(A) Supervised machine learning was used to define whether dopamine signals around each behavioral event predicted current and/or future trial behavior. Support vector machine (SVM) algorithms were used. Datasets from dopamine recordings were coded depending on whether animals made a response or not in each trial. Data were then split into a training set and a testing set where the training set was used to construct an optimized hyperplane for behavior prediction and the testing set was used to test the accuracy of those predictions in an iterative fashion. (B-E) The SVM algorithm accurately predicted the current trial behavioral response based on the dopamine response to the positive reinforcement discriminative cue (Sd,sucrose; >75% accuracy; unpaired t-test ordered vs scrambled controls, t38=5.34, p<0.0001; N=69 trials) with few errors (~20% false go and false no go predictions; opposite dot color). (F-I) For negative reinforcement, the algorithm was unable to use the Sd,shock dopamine response to predict whether animals would or would not respond in the current trial (~45% accuracy; unpaired t-test ordered vs scrambled controls, t38=0.000, p>0.99; N=69 trials). (J) During negative reinforcement, when animals did not respond during the Sd,shock they received a footshock.
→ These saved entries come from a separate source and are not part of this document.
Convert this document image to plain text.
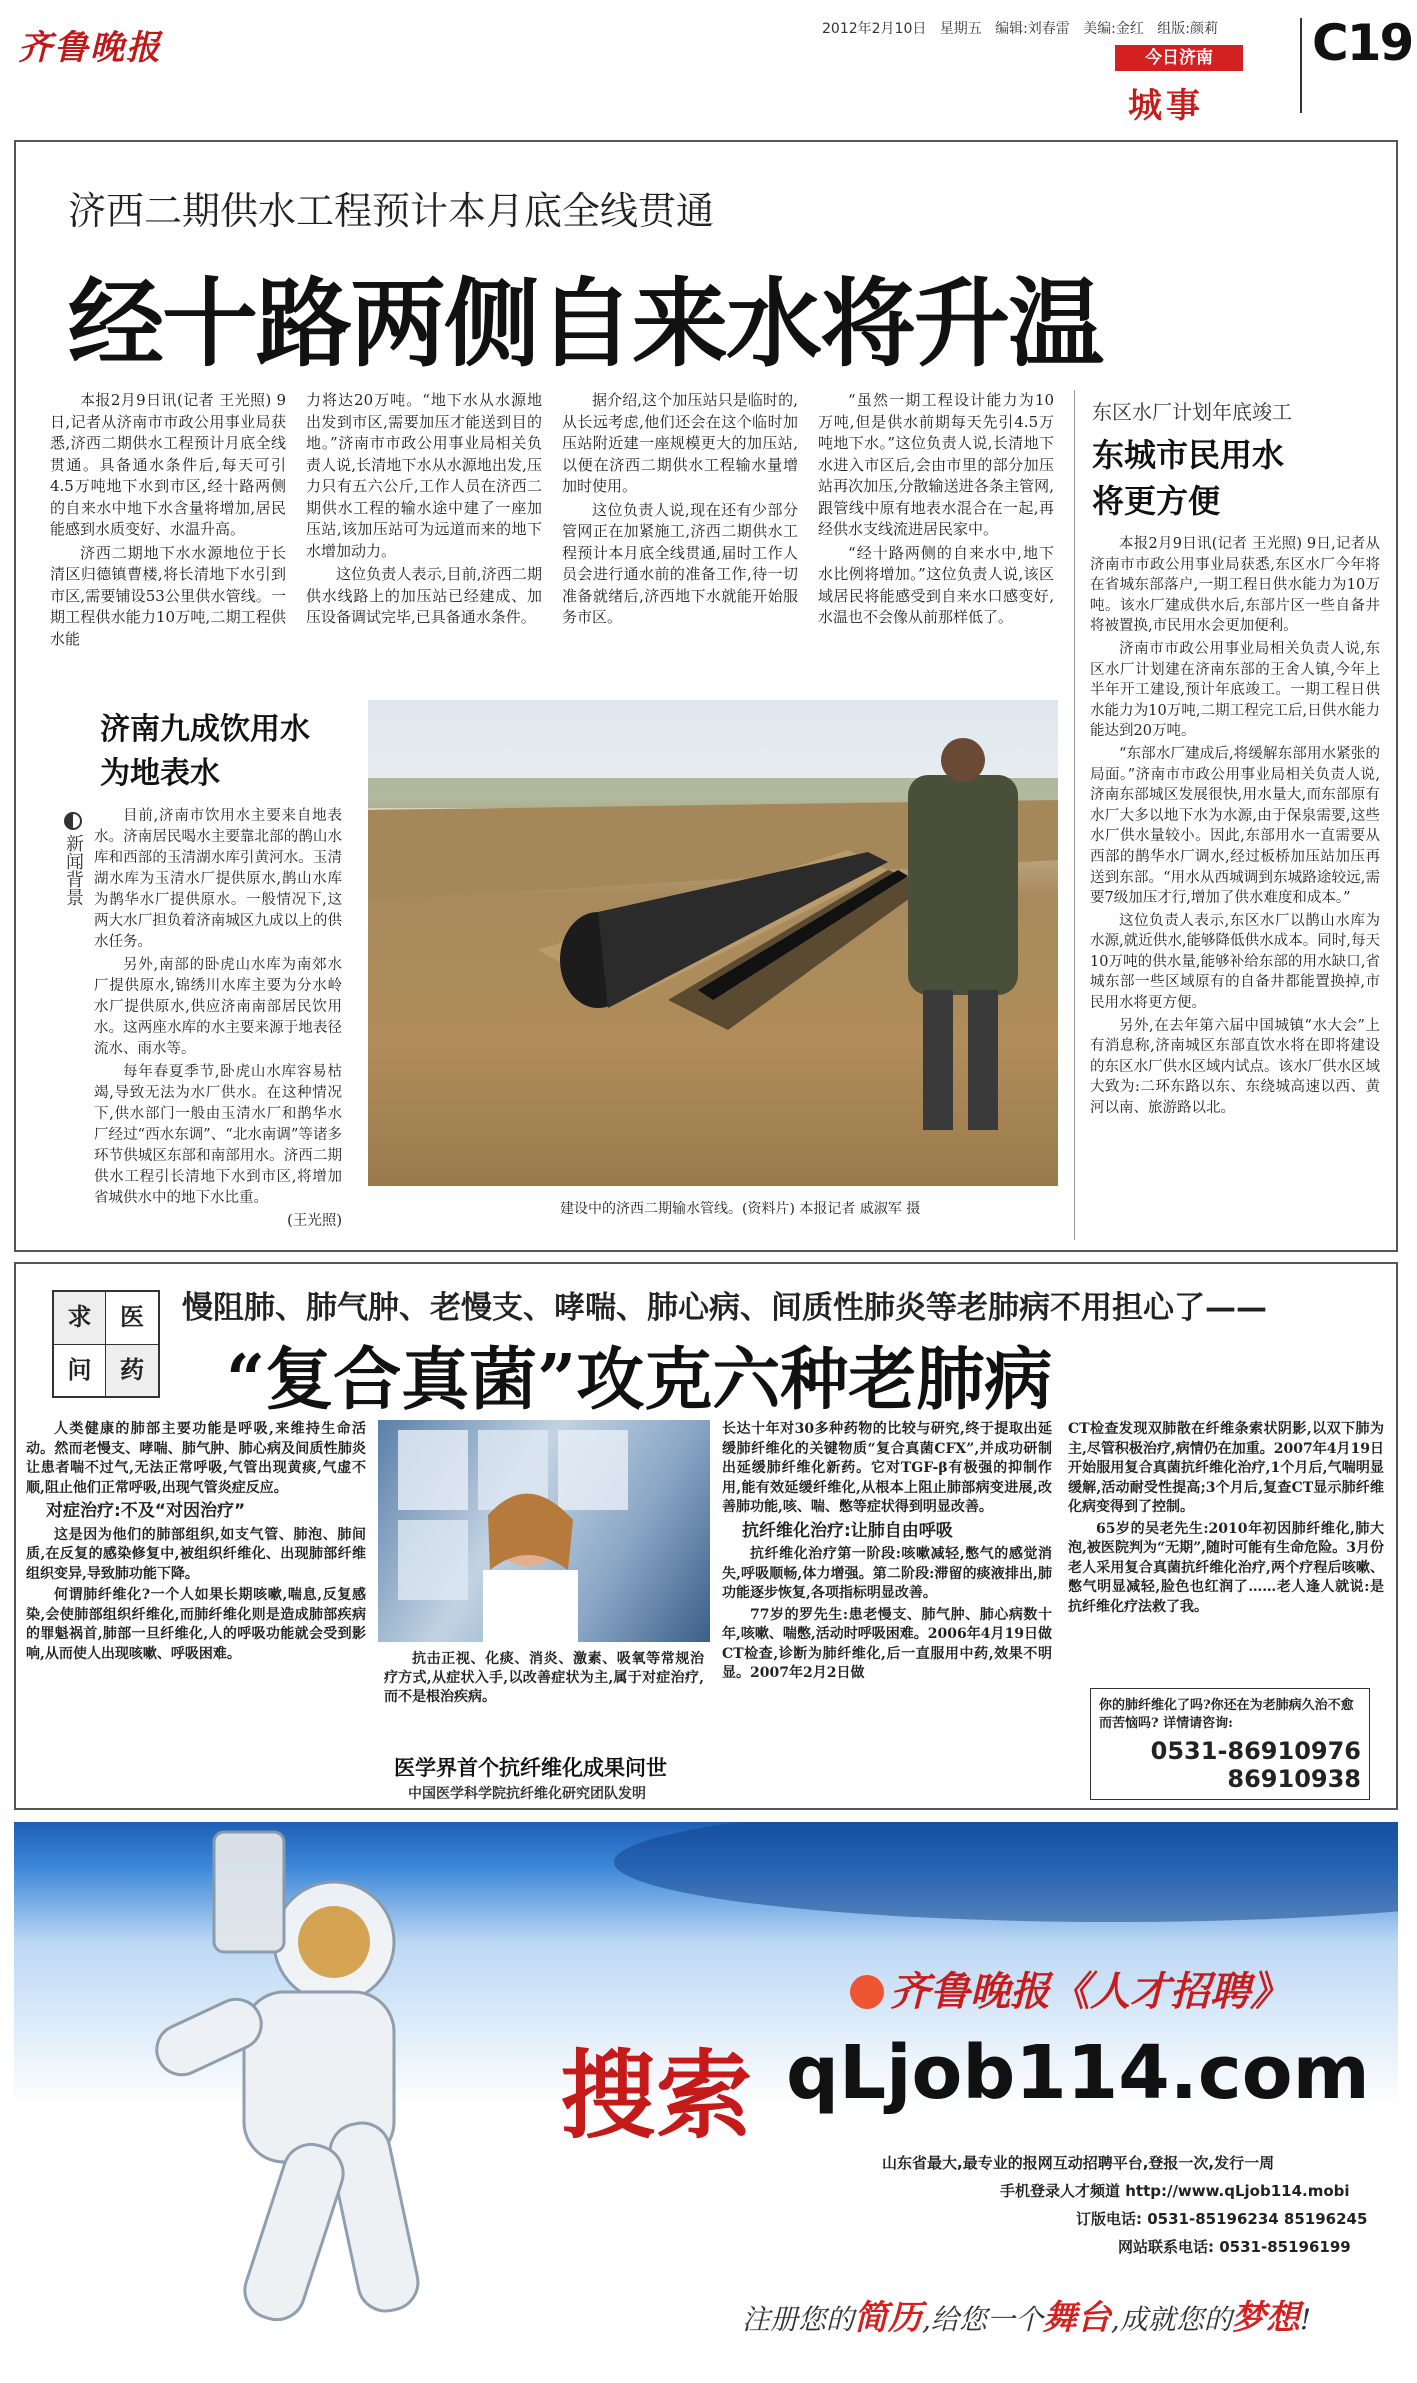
齐鲁晚报	2012年2月10日 星期五 编辑:刘春雷 美编:金红 组版:颜莉
今日济南
城事
C19
济西二期供水工程预计本月底全线贯通
经十路两侧自来水将升温

本报2月9日讯(记者 王光照) 9日,记者从济南市市政公用事业局获悉,济西二期供水工程预计月底全线贯通。具备通水条件后,每天可引4.5万吨地下水到市区,经十路两侧的自来水中地下水含量将增加,居民能感到水质变好、水温升高。

济西二期地下水水源地位于长清区归德镇曹楼,将长清地下水引到市区,需要铺设53公里供水管线。一期工程供水能力10万吨,二期工程供水能

力将达20万吨。“地下水从水源地出发到市区,需要加压才能送到目的地。”济南市市政公用事业局相关负责人说,长清地下水从水源地出发,压力只有五六公斤,工作人员在济西二期供水工程的输水途中建了一座加压站,该加压站可为远道而来的地下水增加动力。

这位负责人表示,目前,济西二期供水线路上的加压站已经建成、加压设备调试完毕,已具备通水条件。

据介绍,这个加压站只是临时的,从长远考虑,他们还会在这个临时加压站附近建一座规模更大的加压站,以便在济西二期供水工程输水量增加时使用。

这位负责人说,现在还有少部分管网正在加紧施工,济西二期供水工程预计本月底全线贯通,届时工作人员会进行通水前的准备工作,待一切准备就绪后,济西地下水就能开始服务市区。

“虽然一期工程设计能力为10万吨,但是供水前期每天先引4.5万吨地下水。”这位负责人说,长清地下水进入市区后,会由市里的部分加压站再次加压,分散输送进各条主管网,跟管线中原有地表水混合在一起,再经供水支线流进居民家中。

“经十路两侧的自来水中,地下水比例将增加。”这位负责人说,该区域居民将能感受到自来水口感变好,水温也不会像从前那样低了。

东区水厂计划年底竣工
东城市民用水
将更方便

本报2月9日讯(记者 王光照) 9日,记者从济南市市政公用事业局获悉,东区水厂今年将在省城东部落户,一期工程日供水能力为10万吨。该水厂建成供水后,东部片区一些自备井将被置换,市民用水会更加便利。

济南市市政公用事业局相关负责人说,东区水厂计划建在济南东部的王舍人镇,今年上半年开工建设,预计年底竣工。一期工程日供水能力为10万吨,二期工程完工后,日供水能力能达到20万吨。

“东部水厂建成后,将缓解东部用水紧张的局面。”济南市市政公用事业局相关负责人说,济南东部城区发展很快,用水量大,而东部原有水厂大多以地下水为水源,由于保泉需要,这些水厂供水量较小。因此,东部用水一直需要从西部的鹊华水厂调水,经过板桥加压站加压再送到东部。“用水从西城调到东城路途较远,需要7级加压才行,增加了供水难度和成本。”

这位负责人表示,东区水厂以鹊山水库为水源,就近供水,能够降低供水成本。同时,每天10万吨的供水量,能够补给东部的用水缺口,省城东部一些区域原有的自备井都能置换掉,市民用水将更方便。

另外,在去年第六届中国城镇“水大会”上有消息称,济南城区东部直饮水将在即将建设的东区水厂供水区域内试点。该水厂供水区域大致为:二环东路以东、东绕城高速以西、黄河以南、旅游路以北。

新闻背景
济南九成饮用水
为地表水

目前,济南市饮用水主要来自地表水。济南居民喝水主要靠北部的鹊山水库和西部的玉清湖水库引黄河水。玉清湖水库为玉清水厂提供原水,鹊山水库为鹊华水厂提供原水。一般情况下,这两大水厂担负着济南城区九成以上的供水任务。

另外,南部的卧虎山水库为南郊水厂提供原水,锦绣川水库主要为分水岭水厂提供原水,供应济南南部居民饮用水。这两座水库的水主要来源于地表径流水、雨水等。

每年春夏季节,卧虎山水库容易枯竭,导致无法为水厂供水。在这种情况下,供水部门一般由玉清水厂和鹊华水厂经过“西水东调”、“北水南调”等诸多环节供城区东部和南部用水。济西二期供水工程引长清地下水到市区,将增加省城供水中的地下水比重。

(王光照)

建设中的济西二期输水管线。(资料片) 本报记者 戚淑军 摄
求	医
问	药
慢阻肺、肺气肿、老慢支、哮喘、肺心病、间质性肺炎等老肺病不用担心了——
“复合真菌”攻克六种老肺病

人类健康的肺部主要功能是呼吸,来维持生命活动。然而老慢支、哮喘、肺气肿、肺心病及间质性肺炎让患者喘不过气,无法正常呼吸,气管出现黄痰,气虚不顺,阻止他们正常呼吸,出现气管炎症反应。

对症治疗:不及“对因治疗”

这是因为他们的肺部组织,如支气管、肺泡、肺间质,在反复的感染修复中,被组织纤维化、出现肺部纤维组织变异,导致肺功能下降。

何谓肺纤维化?一个人如果长期咳嗽,喘息,反复感染,会使肺部组织纤维化,而肺纤维化则是造成肺部疾病的罪魁祸首,肺部一旦纤维化,人的呼吸功能就会受到影响,从而使人出现咳嗽、呼吸困难。	抗击正视、化痰、消炎、激素、吸氧等常规治疗方式,从症状入手,以改善症状为主,属于对症治疗,而不是根治疾病。

医学界首个抗纤维化成果问世
中国医学科学院抗纤维化研究团队发明

长达十年对30多种药物的比较与研究,终于提取出延缓肺纤维化的关键物质“复合真菌CFX”,并成功研制出延缓肺纤维化新药。它对TGF-β有极强的抑制作用,能有效延缓纤维化,从根本上阻止肺部病变进展,改善肺功能,咳、喘、憋等症状得到明显改善。

抗纤维化治疗:让肺自由呼吸

抗纤维化治疗第一阶段:咳嗽减轻,憋气的感觉消失,呼吸顺畅,体力增强。第二阶段:滞留的痰液排出,肺功能逐步恢复,各项指标明显改善。

77岁的罗先生:患老慢支、肺气肿、肺心病数十年,咳嗽、喘憋,活动时呼吸困难。2006年4月19日做CT检查,诊断为肺纤维化,后一直服用中药,效果不明显。2007年2月2日做

CT检查发现双肺散在纤维条索状阴影,以双下肺为主,尽管积极治疗,病情仍在加重。2007年4月19日开始服用复合真菌抗纤维化治疗,1个月后,气喘明显缓解,活动耐受性提高;3个月后,复查CT显示肺纤维化病变得到了控制。

65岁的吴老先生:2010年初因肺纤维化,肺大泡,被医院判为“无期”,随时可能有生命危险。3月份老人采用复合真菌抗纤维化治疗,两个疗程后咳嗽、憋气明显减轻,脸色也红润了……老人逢人就说:是抗纤维化疗法救了我。

你的肺纤维化了吗?你还在为老肺病久治不愈而苦恼吗? 详情请咨询:
0531-86910976
86910938
齐鲁晚报《人才招聘》
搜索 qLjob114.com
山东省最大,最专业的报网互动招聘平台,登报一次,发行一周
手机登录人才频道 http://www.qLjob114.mobi
订版电话: 0531-85196234 85196245
网站联系电话: 0531-85196199
注册您的简历,给您一个舞台,成就您的梦想!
The SVM algorithm was able to predict whether an animal would nose-poke during the Sd,shock or not on the next trial based on the dopamine response to the shock itself (independent t-test, t19=7.95, p<0.0001; N=30 trials; see
Figure S3
for additional analyses). (K) The SVM algorithm was unable to predict behavior in the subsequent trial based on the dopamine response to the safety cue on trials when animals did not respond correctly during Sd,shock, suggesting that dopamine responses to the safety cue are not error-based learning signals (>75% accuracy; independent t-test, t19=0.55, p=0.59; ~50% accuracy; N=30 trials; see
Figure S3
for additional analyses). Data represented as mean ± S.E.M., **** p < 0.0001; ns, not significant.